– Естественно. Он же Невидимый. Зато сколько экспрессии! И
потом, Невидимый – стержень, двигатель действия. А в роли наемных убийц вы
сможете продемонстрировать свои блестящие навыки сабельного боя. Вы сами
рассказывали, что в юнкерском училище шли первым по фехтованию.
Девяткин, польщенный комплиментами, кивнул, но как-то
неуверенно.
– Японское фехтование существенно отличается от з-западного,
– заметил Фандорин, вновь начавший заикаться. – Здесь потребуется некоторая
подготовка.
– Да, проблема, которая меня беспокоит, это японские реалии.

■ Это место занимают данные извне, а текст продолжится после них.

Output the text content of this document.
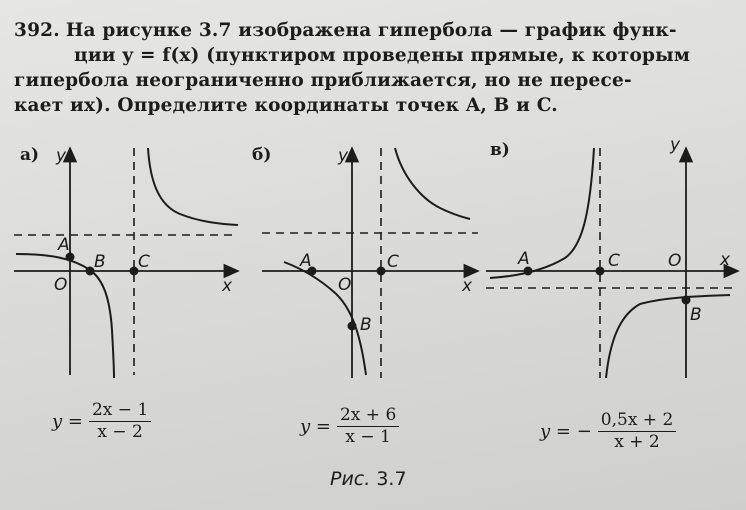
392. На рисунке 3.7 изображена гипербола — график функ-
ции y = f(x) (пунктиром проведены прямые, к которым
гипербола неограниченно приближается, но не пересе-
кает их). Определите координаты точек A, B и C.
а) y
x
O
A
B C
б)	y
x
O
A
B
C
в)	y
x
O
A
B
C
$y = \frac{2x - 1}{x - 2}$	$y = \frac{2x + 6}{x - 1}$	y = − $\frac{0,5x + 2}{x + 2}$
Рис. 3.7
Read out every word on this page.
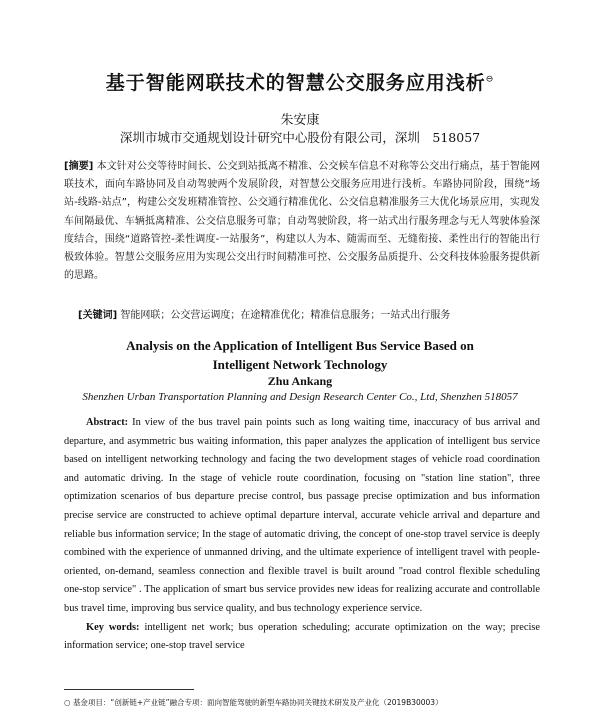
基于智能网联技术的智慧公交服务应用浅析⊖
朱安康
深圳市城市交通规划设计研究中心股份有限公司，深圳　518057
[摘要] 本文针对公交等待时间长、公交到站抵离不精准、公交候车信息不对称等公交出行痛点，基于智能网联技术，面向车路协同及自动驾驶两个发展阶段，对智慧公交服务应用进行浅析。车路协同阶段，围绕“场站-线路-站点”，构建公交发班精准管控、公交通行精准优化、公交信息精准服务三大优化场景应用，实现发车间隔最优、车辆抵离精准、公交信息服务可靠；自动驾驶阶段，将一站式出行服务理念与无人驾驶体验深度结合，围绕“道路管控-柔性调度-一站服务”，构建以人为本、随需而至、无缝衔接、柔性出行的智能出行极致体验。智慧公交服务应用为实现公交出行时间精准可控、公交服务品质提升、公交科技体验服务提供新的思路。
[关键词] 智能网联；公交营运调度；在途精准优化；精准信息服务；一站式出行服务
Analysis on the Application of Intelligent Bus Service Based on
Intelligent Network Technology
Zhu Ankang
Shenzhen Urban Transportation Planning and Design Research Center Co., Ltd, Shenzhen 518057

Abstract: In view of the bus travel pain points such as long waiting time, inaccuracy of bus arrival and departure, and asymmetric bus waiting information, this paper analyzes the application of intelligent bus service based on intelligent networking technology and facing the two development stages of vehicle road coordination and automatic driving. In the stage of vehicle route coordination, focusing on "station line station", three optimization scenarios of bus departure precise control, bus passage precise optimization and bus information precise service are constructed to achieve optimal departure interval, accurate vehicle arrival and departure and reliable bus information service; In the stage of automatic driving, the concept of one-stop travel service is deeply combined with the experience of unmanned driving, and the ultimate experience of intelligent travel with people-oriented, on-demand, seamless connection and flexible travel is built around "road control flexible scheduling one-stop service" . The application of smart bus service provides new ideas for realizing accurate and controllable bus travel time, improving bus service quality, and bus technology experience service.

Key words: intelligent net work; bus operation scheduling; accurate optimization on the way; precise information service; one-stop travel service

○ 基金项目：“创新链+产业链”融合专项：面向智能驾驶的新型车路协同关键技术研发及产业化（2019B30003）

Все эти жесты, музыкальные инструменты, песни, пластика и прочее. Надо будет
где-нибудь найти живого японца и взять его в консультанты. Я не могу себе
позволить ставить клюкву вроде миланской постановки «Мадам Баттерфляй». – Штерн
озабоченно нахмурился, но автор пьесы его успокоил:
– Естественно, я подумал об этом. Во-первых, я сам неплохо
разбираюсь в японских материях. А во-вторых, я привел к вам японца. Он ждет в
вестибюле.
Все так и ахнули, а Элиза подумала: этот человек кудесник,
ему не хватает только усеянного звездами плаща и волшебной палочки. Подумать
только – водит с собой настоящего живого японца!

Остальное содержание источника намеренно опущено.